TEGUCIGALPA, Honduras — The IMF and the Honduran authorities have reached a staff-level agreement on a 24-month blended Stand-By Arrangement (SBA) and Standby Credit Facility (SCF) for US $311 million (equivalent to SDR 224.8 million or 90 percent of Honduras’ quota in the IMF). The authorities have indicated that they intend to treat the agreement as precautionary.
An International Monetary Fund (IMF) mission led by Esteban Vesperoni visited Tegucigalpa and San Pedro Sula during April 22-May 6, 2019, to conduct the annual Article IV consultation and pursue discussions with the authorities on an economic program that can be supported by the International Monetary Fund. At the end of the mission, Vesperoni issued the following statement:
“Macroeconomic conditions in Honduras remained stable in 2018. GDP growth slowed from the buoyant performance in 2017 to 3.75 percent last year due to weaker terms of trade but remained close to potential, supported by private consumption amid strong growth in remittances. Inflation is stable around the centre of the central bank´s 4±1 percent target band. Owing to lower coffee prices and higher oil prices, the current account widened to 4.25 percent of GDP; but stayed close to its historical average. Despite a higher than expected deficit in the electricity company (ENEE), the nonfinancial public sector (NFPS) posted a deficit of 0.9 percent of GDP, in line with the target in the Fiscal Responsibility Law (FRL). The financial system is stable, liquid and well capitalized, with NPLs at historic lows.

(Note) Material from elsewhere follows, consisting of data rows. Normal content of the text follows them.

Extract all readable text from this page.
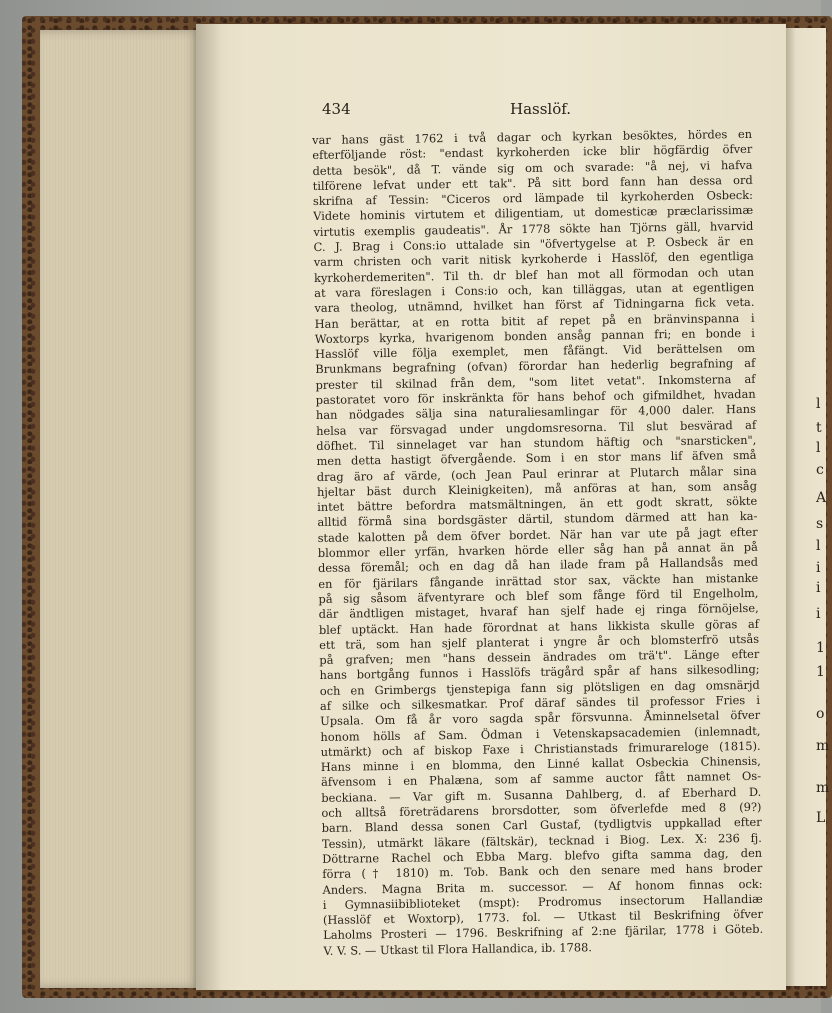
l
t
l
c
A
s
l
i
i
i
1
1
o
m
m
L
434	Hasslöf.
var hans gäst 1762 i två dagar och kyrkan besöktes, hördes en
efterföljande röst: "endast kyrkoherden icke blir högfärdig öfver
detta besök", då T. vände sig om och svarade: "å nej, vi hafva
tilförene lefvat under ett tak". På sitt bord fann han dessa ord
skrifna af Tessin: "Ciceros ord lämpade til kyrkoherden Osbeck:
Videte hominis virtutem et diligentiam, ut domesticæ præclarissimæ
virtutis exemplis gaudeatis". År 1778 sökte han Tjörns gäll, hvarvid
C. J. Brag i Cons:io uttalade sin "öfvertygelse at P. Osbeck är en
varm christen och varit nitisk kyrkoherde i Hasslöf, den egentliga
kyrkoherdemeriten". Til th. dr blef han mot all förmodan och utan
at vara föreslagen i Cons:io och, kan tilläggas, utan at egentligen
vara theolog, utnämnd, hvilket han först af Tidningarna fick veta.
Han berättar, at en rotta bitit af repet på en bränvinspanna i
Woxtorps kyrka, hvarigenom bonden ansåg pannan fri; en bonde i
Hasslöf ville följa exemplet, men fåfängt. Vid berättelsen om
Brunkmans begrafning (ofvan) förordar han hederlig begrafning af
prester til skilnad från dem, "som litet vetat". Inkomsterna af
pastoratet voro för inskränkta för hans behof och gifmildhet, hvadan
han nödgades sälja sina naturaliesamlingar för 4,000 daler. Hans
helsa var försvagad under ungdomsresorna. Til slut besvärad af
döfhet. Til sinnelaget var han stundom häftig och "snarsticken",
men detta hastigt öfvergående. Som i en stor mans lif äfven små
drag äro af värde, (och Jean Paul erinrar at Plutarch målar sina
hjeltar bäst durch Kleinigkeiten), må anföras at han, som ansåg
intet bättre befordra matsmältningen, än ett godt skratt, sökte
alltid förmå sina bordsgäster därtil, stundom därmed att han ka-
stade kalotten på dem öfver bordet. När han var ute på jagt efter
blommor eller yrfän, hvarken hörde eller såg han på annat än på
dessa föremål; och en dag då han ilade fram på Hallandsås med
en för fjärilars fångande inrättad stor sax, väckte han mistanke
på sig såsom äfventyrare och blef som fånge förd til Engelholm,
där ändtligen mistaget, hvaraf han sjelf hade ej ringa förnöjelse,
blef uptäckt. Han hade förordnat at hans likkista skulle göras af
ett trä, som han sjelf planterat i yngre år och blomsterfrö utsås
på grafven; men "hans dessein ändrades om trä't". Länge efter
hans bortgång funnos i Hasslöfs trägård spår af hans silkesodling;
och en Grimbergs tjenstepiga fann sig plötsligen en dag omsnärjd
af silke och silkesmatkar. Prof däraf sändes til professor Fries i
Upsala. Om få år voro sagda spår försvunna. Åminnelsetal öfver
honom hölls af Sam. Ödman i Vetenskapsacademien (inlemnadt,
utmärkt) och af biskop Faxe i Christianstads frimurareloge (1815).
Hans minne i en blomma, den Linné kallat Osbeckia Chinensis,
äfvensom i en Phalæna, som af samme auctor fått namnet Os-
beckiana. — Var gift m. Susanna Dahlberg, d. af Eberhard D.
och alltså företrädarens brorsdotter, som öfverlefde med 8 (9?)
barn. Bland dessa sonen Carl Gustaf, (tydligtvis uppkallad efter
Tessin), utmärkt läkare (fältskär), tecknad i Biog. Lex. X: 236 fj.
Döttrarne Rachel och Ebba Marg. blefvo gifta samma dag, den
förra († 1810) m. Tob. Bank och den senare med hans broder
Anders. Magna Brita m. successor. — Af honom finnas ock:
i Gymnasiibiblioteket (mspt): Prodromus insectorum Hallandiæ
(Hasslöf et Woxtorp), 1773. fol. — Utkast til Beskrifning öfver
Laholms Prosteri — 1796. Beskrifning af 2:ne fjärilar, 1778 i Göteb.
V. V. S. — Utkast til Flora Hallandica, ib. 1788.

“Amid lower global growth and still weak terms of trade, growth in 2019 is expected to moderate slightly to around 3.5 percent, still close to potential. Policies in the economic program targeting an increase in productivity will sustain the macroeconomic performance in the coming years and gradually create fiscal space for much-needed public investment and social spending. Inflation and inflation expectations are expected to converge towards the midpoint of the central bank target range, while the current account deficit is expected to remain stable at around 4 percent of GDP.

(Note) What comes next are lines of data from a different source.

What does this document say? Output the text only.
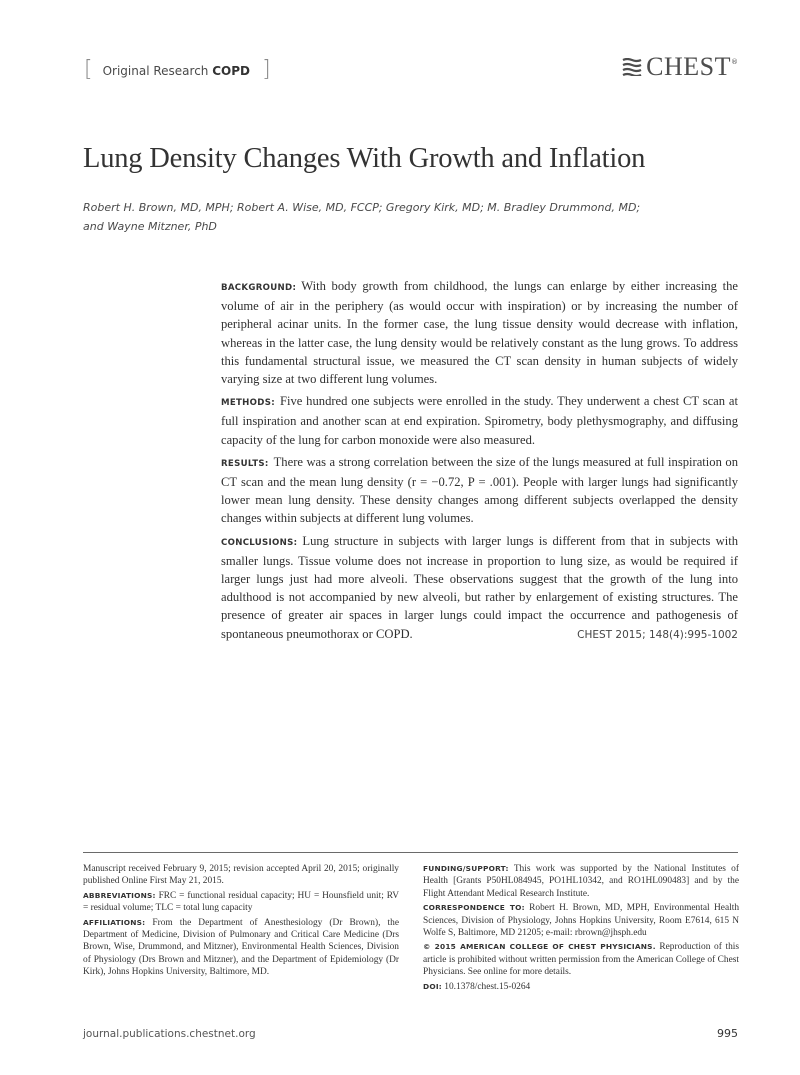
[ Original Research COPD ]	CHEST ®
Lung Density Changes With Growth and Inflation
Robert H. Brown, MD, MPH; Robert A. Wise, MD, FCCP; Gregory Kirk, MD; M. Bradley Drummond, MD;
and Wayne Mitzner, PhD

BACKGROUND: With body growth from childhood, the lungs can enlarge by either increasing the volume of air in the periphery (as would occur with inspiration) or by increasing the number of peripheral acinar units. In the former case, the lung tissue density would decrease with inflation, whereas in the latter case, the lung density would be relatively constant as the lung grows. To address this fundamental structural issue, we measured the CT scan density in human subjects of widely varying size at two different lung volumes.

METHODS: Five hundred one subjects were enrolled in the study. They underwent a chest CT scan at full inspiration and another scan at end expiration. Spirometry, body plethysmography, and diffusing capacity of the lung for carbon monoxide were also measured.

RESULTS: There was a strong correlation between the size of the lungs measured at full inspiration on CT scan and the mean lung density (r = −0.72, P = .001). People with larger lungs had significantly lower mean lung density. These density changes among different subjects overlapped the density changes within subjects at different lung volumes.

CONCLUSIONS: Lung structure in subjects with larger lungs is different from that in subjects with smaller lungs. Tissue volume does not increase in proportion to lung size, as would be required if larger lungs just had more alveoli. These observations suggest that the growth of the lung into adulthood is not accompanied by new alveoli, but rather by enlargement of existing structures. The presence of greater air spaces in larger lungs could impact the occurrence and pathogenesis of spontaneous pneumothorax or COPD.	CHEST 2015; 148(4):995-1002

Manuscript received February 9, 2015; revision accepted April 20, 2015; originally published Online First May 21, 2015.

ABBREVIATIONS: FRC = functional residual capacity; HU = Hounsfield unit; RV = residual volume; TLC = total lung capacity

AFFILIATIONS: From the Department of Anesthesiology (Dr Brown), the Department of Medicine, Division of Pulmonary and Critical Care Medicine (Drs Brown, Wise, Drummond, and Mitzner), Environmental Health Sciences, Division of Physiology (Drs Brown and Mitzner), and the Department of Epidemiology (Dr Kirk), Johns Hopkins University, Baltimore, MD.

FUNDING/SUPPORT: This work was supported by the National Institutes of Health [Grants P50HL084945, PO1HL10342, and RO1HL090483] and by the Flight Attendant Medical Research Institute.

CORRESPONDENCE TO: Robert H. Brown, MD, MPH, Environmental Health Sciences, Division of Physiology, Johns Hopkins University, Room E7614, 615 N Wolfe S, Baltimore, MD 21205; e-mail: rbrown@jhsph.edu

© 2015 AMERICAN COLLEGE OF CHEST PHYSICIANS. Reproduction of this article is prohibited without written permission from the American College of Chest Physicians. See online for more details.

DOI: 10.1378/chest.15-0264

journal.publications.chestnet.org	995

“A key objective of the economic program is to maintain macroeconomic stability while enacting economic and institutional reforms to foster inclusive growth. Policies will build on previous achievements to strengthen the policy and institutional framework. Adherence to the FRL will be coupled with reforms aimed at creating fiscal space to reduce the infrastructure gap and increase social spending, including on important gender programs. The program will preserve previous revenue mobilization efforts, implement the electricity sector framework law and put the financial situation of the public electricity company (ENEE) on a sustainable path.
“Priority has also been given to enhancing governance, including through measures to increase transparency. These reforms will aim at improving the macroeconomic policy framework, increasing the quality of public spending and strengthening the rule of law. These reforms are fundamental to improving the business environment and foster growth.
“Monetary policy will continue to focus on controlling inflation and maintaining an adequate level of international reserves. In addition, the program will aim at further strengthening monetary policy and financial institutions, developing money and foreign exchange markets to support the transition toward inflation targeting and enhancing the macro-prudential framework to reinforce financial resilience.
“The mission held discussions with President Juan Hernández, head of the economic cabinet Marlon Tábora, Central Bank governor Wilfredo Cerrato, minister of finance Rocío Tábora, director of the tax agency Miriam Guzmán, president of the National Commission of Banking and Insurance Ethel Deras and other senior officials and representatives of the private sector.
“The IMF team would like to thank the Honduran authorities and other counterparts for the excellent discussions and reiterate that it greatly appreciates their kind hospitality.”